Contrairement à certaines idées reçues, l’âge n’est pas automatiquement un frein dans le secteur privé — au contraire, certains réseaux apprécient particulièrement la maturité des candidats.
Des offres accessibles aux seniors… mais parfois cachées
Selon l’Observatoire des métiers de l’enseignement privé, 19% des surveillants recrutés dans les établissements sous contrat en 2021 avaient plus de 45 ans – une proportion qui a progressé de 8 points en dix ans (source : FESIC, enquête nationale, 2022). Certes, les plus de 50 ans restent minoritaires, mais leur part ne cesse d’augmenter.
Le secteur du médico-social privé, quant à lui, recrute massivement des assistants et surveillants seniors : 23% des recrutés en 2022 avaient passé la barre des 50 ans, d'après l’UNIFAF (branche santé privée, rapport 2023).
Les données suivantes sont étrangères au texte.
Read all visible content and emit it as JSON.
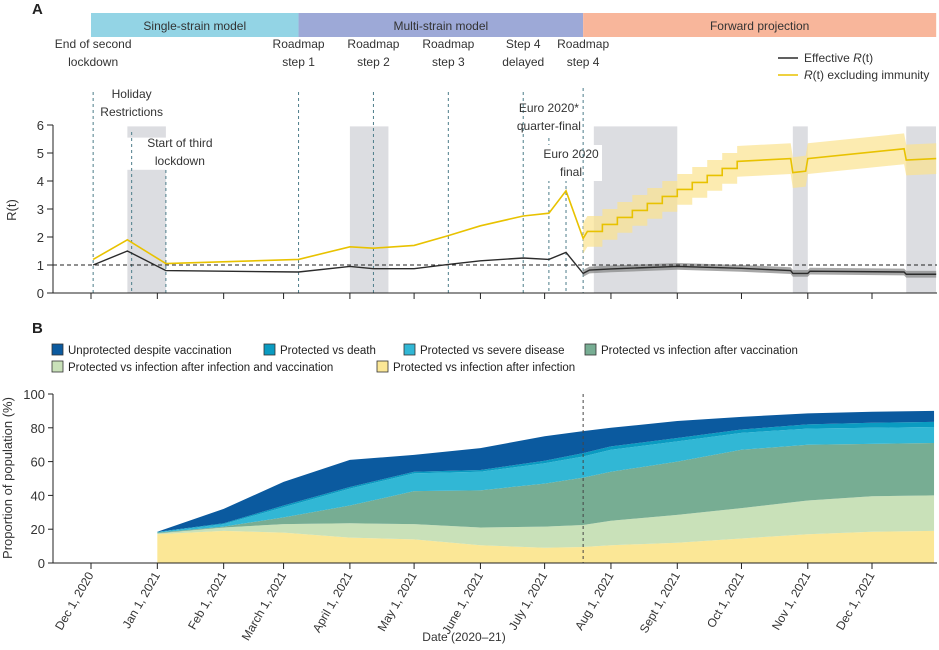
{
  "panel_labels": {
    "a": "A",
    "b": "B"
  },
  "chart_data": [
    {
      "type": "line",
      "panel": "A",
      "ylabel": "R(t)",
      "ylim": [
        0,
        6
      ],
      "yticks": [
        "0",
        "1",
        "2",
        "3",
        "4",
        "5",
        "6"
      ],
      "xlim": [
        "2020-11-13",
        "2021-12-31"
      ],
      "reference_line": 1,
      "phases": [
        {
          "label": "Single-strain model",
          "start": "2020-12-01",
          "end": "2021-03-08",
          "color": "#93d4e5"
        },
        {
          "label": "Multi-strain model",
          "start": "2021-03-08",
          "end": "2021-07-19",
          "color": "#9da9d7"
        },
        {
          "label": "Forward projection",
          "start": "2021-07-19",
          "end": "2021-12-31",
          "color": "#f8b69b"
        }
      ],
      "shaded_periods": [
        {
          "start": "2020-12-18",
          "end": "2021-01-05",
          "ymax": 4.4
        },
        {
          "start": "2020-12-18",
          "end": "2021-01-05",
          "ymin": 5.55,
          "ymax": 5.95
        },
        {
          "start": "2021-04-01",
          "end": "2021-04-19",
          "ymax": 5.95
        },
        {
          "start": "2021-07-24",
          "end": "2021-09-01",
          "ymax": 5.95
        },
        {
          "start": "2021-10-25",
          "end": "2021-11-01",
          "ymax": 5.95
        },
        {
          "start": "2021-12-17",
          "end": "2021-12-31",
          "ymax": 5.95
        }
      ],
      "events": [
        {
          "date": "2020-12-02",
          "label": [
            "End of second",
            "lockdown"
          ]
        },
        {
          "date": "2020-12-20",
          "label": [
            "Holiday",
            "Restrictions"
          ]
        },
        {
          "date": "2021-01-05",
          "label": [
            "Start of third",
            "lockdown"
          ]
        },
        {
          "date": "2021-03-08",
          "label": [
            "Roadmap",
            "step 1"
          ]
        },
        {
          "date": "2021-04-12",
          "label": [
            "Roadmap",
            "step 2"
          ]
        },
        {
          "date": "2021-05-17",
          "label": [
            "Roadmap",
            "step 3"
          ]
        },
        {
          "date": "2021-06-21",
          "label": [
            "Step 4",
            "delayed"
          ]
        },
        {
          "date": "2021-07-03",
          "label": [
            "Euro 2020*",
            "quarter-final"
          ]
        },
        {
          "date": "2021-07-11",
          "label": [
            "Euro 2020",
            "final"
          ]
        },
        {
          "date": "2021-07-19",
          "label": [
            "Roadmap",
            "step 4"
          ]
        }
      ],
      "series": [
        {
          "name": "Effective R(t)",
          "color": "#2b2b2b",
          "band_color": "#8a8a8a",
          "band_from": "2021-07-19",
          "band_halfwidth": 0.12,
          "points": [
            [
              "2020-12-02",
              1.0
            ],
            [
              "2020-12-18",
              1.5
            ],
            [
              "2021-01-05",
              0.8
            ],
            [
              "2021-03-08",
              0.75
            ],
            [
              "2021-04-01",
              0.95
            ],
            [
              "2021-04-12",
              0.87
            ],
            [
              "2021-05-01",
              0.87
            ],
            [
              "2021-05-17",
              1.02
            ],
            [
              "2021-06-01",
              1.15
            ],
            [
              "2021-06-21",
              1.25
            ],
            [
              "2021-07-03",
              1.2
            ],
            [
              "2021-07-11",
              1.45
            ],
            [
              "2021-07-19",
              0.7
            ],
            [
              "2021-07-22",
              0.82
            ],
            [
              "2021-08-01",
              0.86
            ],
            [
              "2021-09-01",
              0.95
            ],
            [
              "2021-10-01",
              0.88
            ],
            [
              "2021-10-24",
              0.8
            ],
            [
              "2021-10-25",
              0.7
            ],
            [
              "2021-11-01",
              0.7
            ],
            [
              "2021-11-02",
              0.78
            ],
            [
              "2021-12-16",
              0.75
            ],
            [
              "2021-12-17",
              0.67
            ],
            [
              "2021-12-31",
              0.67
            ]
          ]
        },
        {
          "name": "R(t) excluding immunity",
          "color": "#e8c200",
          "band_color": "#fbe28f",
          "band_from": "2021-07-19",
          "band_halfwidth": 0.55,
          "points": [
            [
              "2020-12-02",
              1.2
            ],
            [
              "2020-12-18",
              1.9
            ],
            [
              "2021-01-05",
              1.05
            ],
            [
              "2021-03-08",
              1.2
            ],
            [
              "2021-04-01",
              1.65
            ],
            [
              "2021-04-12",
              1.6
            ],
            [
              "2021-05-01",
              1.7
            ],
            [
              "2021-05-17",
              2.05
            ],
            [
              "2021-06-01",
              2.4
            ],
            [
              "2021-06-21",
              2.75
            ],
            [
              "2021-07-03",
              2.85
            ],
            [
              "2021-07-11",
              3.65
            ],
            [
              "2021-07-19",
              1.95
            ],
            [
              "2021-07-21",
              2.2
            ],
            [
              "2021-07-28",
              2.2
            ],
            [
              "2021-07-28",
              2.45
            ],
            [
              "2021-08-04",
              2.45
            ],
            [
              "2021-08-04",
              2.7
            ],
            [
              "2021-08-11",
              2.7
            ],
            [
              "2021-08-11",
              2.95
            ],
            [
              "2021-08-18",
              2.95
            ],
            [
              "2021-08-18",
              3.2
            ],
            [
              "2021-08-25",
              3.2
            ],
            [
              "2021-08-25",
              3.45
            ],
            [
              "2021-09-01",
              3.45
            ],
            [
              "2021-09-01",
              3.7
            ],
            [
              "2021-09-08",
              3.7
            ],
            [
              "2021-09-08",
              3.95
            ],
            [
              "2021-09-15",
              3.95
            ],
            [
              "2021-09-15",
              4.2
            ],
            [
              "2021-09-22",
              4.2
            ],
            [
              "2021-09-22",
              4.45
            ],
            [
              "2021-09-29",
              4.45
            ],
            [
              "2021-09-29",
              4.7
            ],
            [
              "2021-10-24",
              4.8
            ],
            [
              "2021-10-25",
              4.3
            ],
            [
              "2021-10-31",
              4.35
            ],
            [
              "2021-11-01",
              4.8
            ],
            [
              "2021-12-16",
              5.15
            ],
            [
              "2021-12-17",
              4.75
            ],
            [
              "2021-12-31",
              4.8
            ]
          ]
        }
      ],
      "legend": {
        "position": "top-right",
        "items": [
          {
            "prefix": "Effective ",
            "italic": "R",
            "suffix": "(t)"
          },
          {
            "prefix": "",
            "italic": "R",
            "suffix": "(t) excluding immunity"
          }
        ]
      }
    },
    {
      "type": "area",
      "stacked": true,
      "panel": "B",
      "xlabel": "Date (2020–21)",
      "ylabel": "Proportion of population (%)",
      "ylim": [
        0,
        100
      ],
      "yticks": [
        "0",
        "20",
        "40",
        "60",
        "80",
        "100"
      ],
      "xticks": [
        {
          "date": "2020-12-01",
          "label": "Dec 1, 2020"
        },
        {
          "date": "2021-01-01",
          "label": "Jan 1, 2021"
        },
        {
          "date": "2021-02-01",
          "label": "Feb 1, 2021"
        },
        {
          "date": "2021-03-01",
          "label": "March 1, 2021"
        },
        {
          "date": "2021-04-01",
          "label": "April 1, 2021"
        },
        {
          "date": "2021-05-01",
          "label": "May 1, 2021"
        },
        {
          "date": "2021-06-01",
          "label": "June 1, 2021"
        },
        {
          "date": "2021-07-01",
          "label": "July 1, 2021"
        },
        {
          "date": "2021-08-01",
          "label": "Aug 1, 2021"
        },
        {
          "date": "2021-09-01",
          "label": "Sept 1, 2021"
        },
        {
          "date": "2021-10-01",
          "label": "Oct 1, 2021"
        },
        {
          "date": "2021-11-01",
          "label": "Nov 1, 2021"
        },
        {
          "date": "2021-12-01",
          "label": "Dec 1, 2021"
        }
      ],
      "marker_line": "2021-07-19",
      "x": [
        "2021-01-01",
        "2021-02-01",
        "2021-03-01",
        "2021-04-01",
        "2021-05-01",
        "2021-06-01",
        "2021-07-01",
        "2021-07-19",
        "2021-08-01",
        "2021-09-01",
        "2021-10-01",
        "2021-11-01",
        "2021-12-01",
        "2021-12-30"
      ],
      "series": [
        {
          "name": "Protected vs infection after infection",
          "color": "#fbe796",
          "values": [
            17,
            19,
            18,
            15,
            14,
            10.5,
            9,
            9.5,
            10.5,
            12,
            14.5,
            17,
            18.5,
            19
          ]
        },
        {
          "name": "Protected vs infection after infection and vaccination",
          "color": "#c9e1b9",
          "values": [
            0.5,
            2,
            5,
            8.5,
            9,
            10.5,
            12.5,
            13,
            14.5,
            16.5,
            18,
            20,
            21,
            21
          ]
        },
        {
          "name": "Protected vs infection after vaccination",
          "color": "#77ad93",
          "values": [
            0.5,
            0.5,
            4,
            10.5,
            19.5,
            22,
            25.5,
            28,
            29,
            31.5,
            34.5,
            33,
            31,
            31
          ]
        },
        {
          "name": "Protected vs severe disease",
          "color": "#31b7d5",
          "values": [
            0.2,
            1.5,
            6,
            10,
            10.5,
            11,
            12,
            12.5,
            13,
            12,
            10,
            9.5,
            9.5,
            9.5
          ]
        },
        {
          "name": "Protected vs death",
          "color": "#0a9bc1",
          "values": [
            0.2,
            0.5,
            1,
            1,
            1,
            1,
            1.5,
            2,
            2,
            2,
            2,
            2.5,
            3,
            3
          ]
        },
        {
          "name": "Unprotected despite vaccination",
          "color": "#0b5a9f",
          "values": [
            0.1,
            8.5,
            14,
            16,
            10,
            13,
            14.5,
            13,
            11,
            10,
            7.5,
            6.5,
            6.5,
            6.5
          ]
        }
      ],
      "legend": {
        "position": "top",
        "order": [
          5,
          4,
          3,
          2,
          1,
          0
        ]
      }
    }
  ]
}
En revanche, toutes les offres ne sont pas forcément publiées sur les classiques plateformes comme Pôle emploi ou Indeed. De nombreux établissements privilégient le bouche-à-oreille, les candidatures spontanées ou leur site Internet institutionnel. Multiplier ses canaux de recherche est donc indispensable.
Les critères de sélection : l’expérience fait la différence
- Expérience professionnelle : les profils issus de l’éducation, de la sécurité, de la santé ou du service à la personne sont privilégiés, quel que soit l’âge.
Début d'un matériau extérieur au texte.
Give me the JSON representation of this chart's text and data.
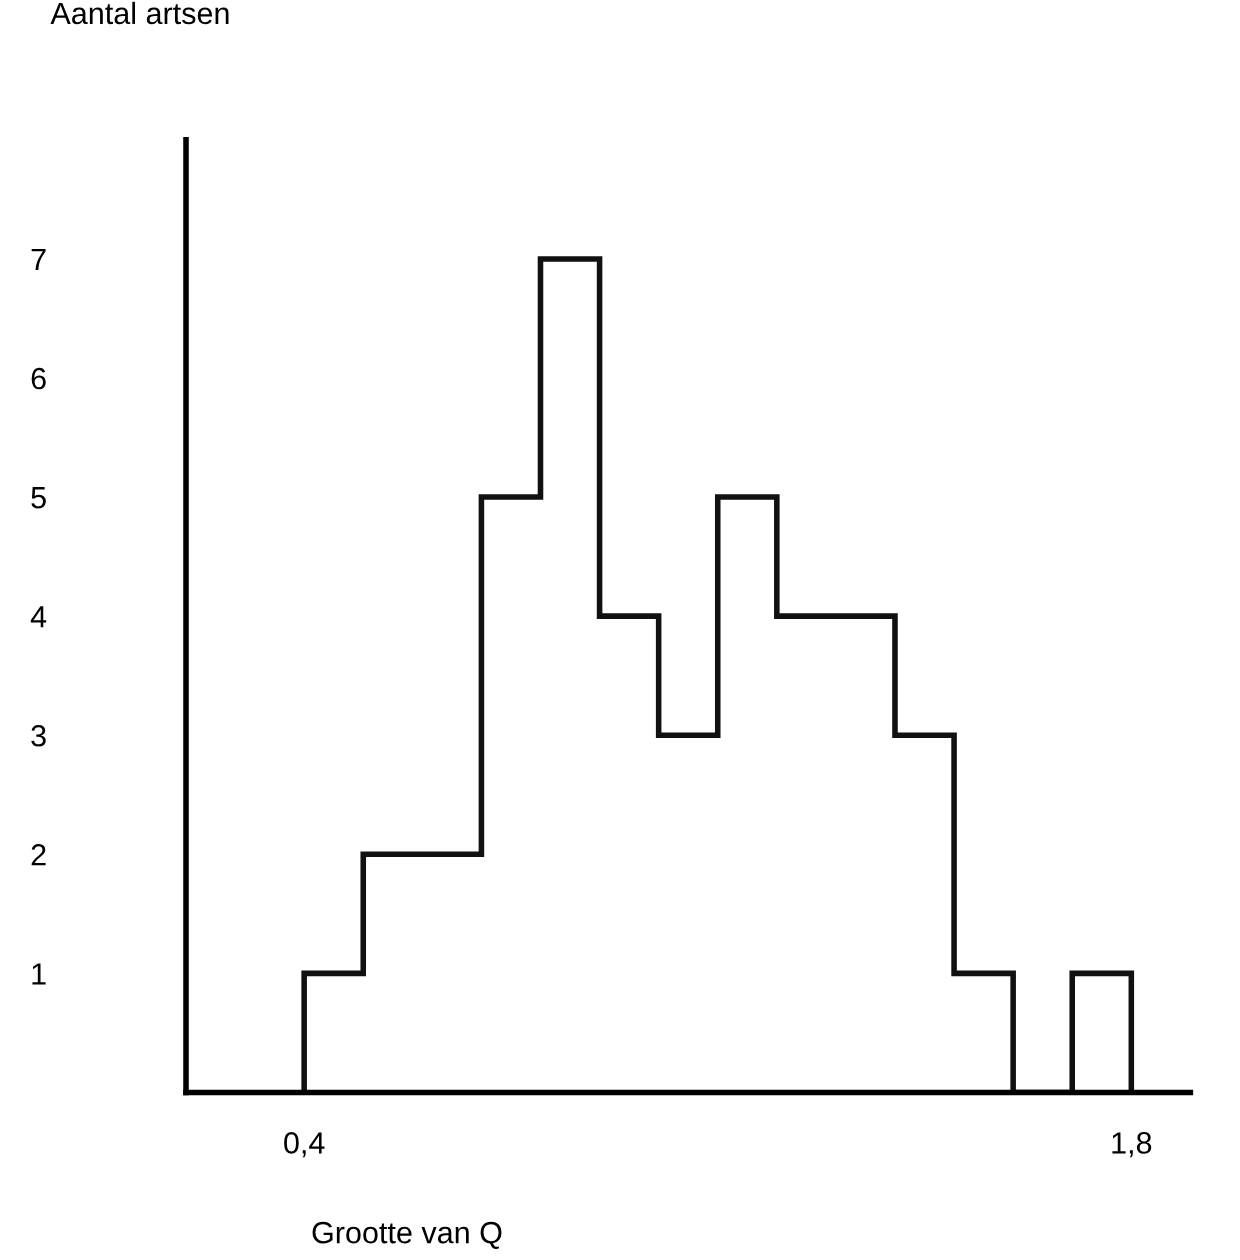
{
  "chart_data": {
    "type": "histogram",
    "bins": [
      0.4,
      0.5,
      0.6,
      0.7,
      0.8,
      0.9,
      1.0,
      1.1,
      1.2,
      1.3,
      1.4,
      1.5,
      1.6,
      1.7,
      1.8
    ],
    "values": [
      1,
      2,
      2,
      5,
      7,
      4,
      3,
      5,
      4,
      4,
      3,
      1,
      0,
      1
    ],
    "color": "#111111",
    "xlabel": "Grootte van Q",
    "ylabel": "Aantal artsen",
    "xlim": [
      0.2,
      1.9
    ],
    "ylim": [
      0,
      8
    ],
    "xticks": [
      {
        "value": 0.4,
        "label": "0,4"
      },
      {
        "value": 1.8,
        "label": "1,8"
      }
    ],
    "yticks": [
      1,
      2,
      3,
      4,
      5,
      6,
      7
    ],
    "grid": false,
    "legend": false
  }
}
- Soft skills : patience, empathie, autorité naturelle, diplomatie – des qualités souvent renforcées avec l’âge.
- Flexibilité : disponibilité sur plusieurs créneaux, parfois en horaires découpés ou décalés, un avantage pour les retraités actifs.
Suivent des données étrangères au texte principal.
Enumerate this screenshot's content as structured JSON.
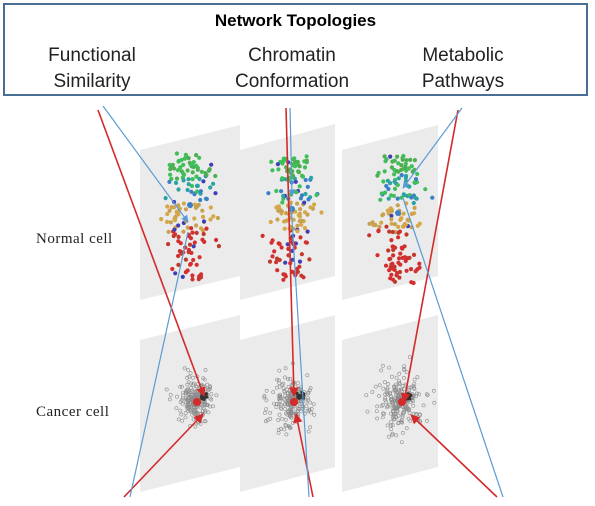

Les employeurs du privé n’hésitent pas à embaucher des seniors pour des missions ponctuelles, des remplacements courts, voire des CDI à temps partiel. « Les profils de 50, 60 ans apportent une vraie sérénité auprès des jeunes et des personnes vulnérables », explique Samuel Tran, directeur d’un collège confessionnel à Toulouse (interview, La Croix, janvier 2023).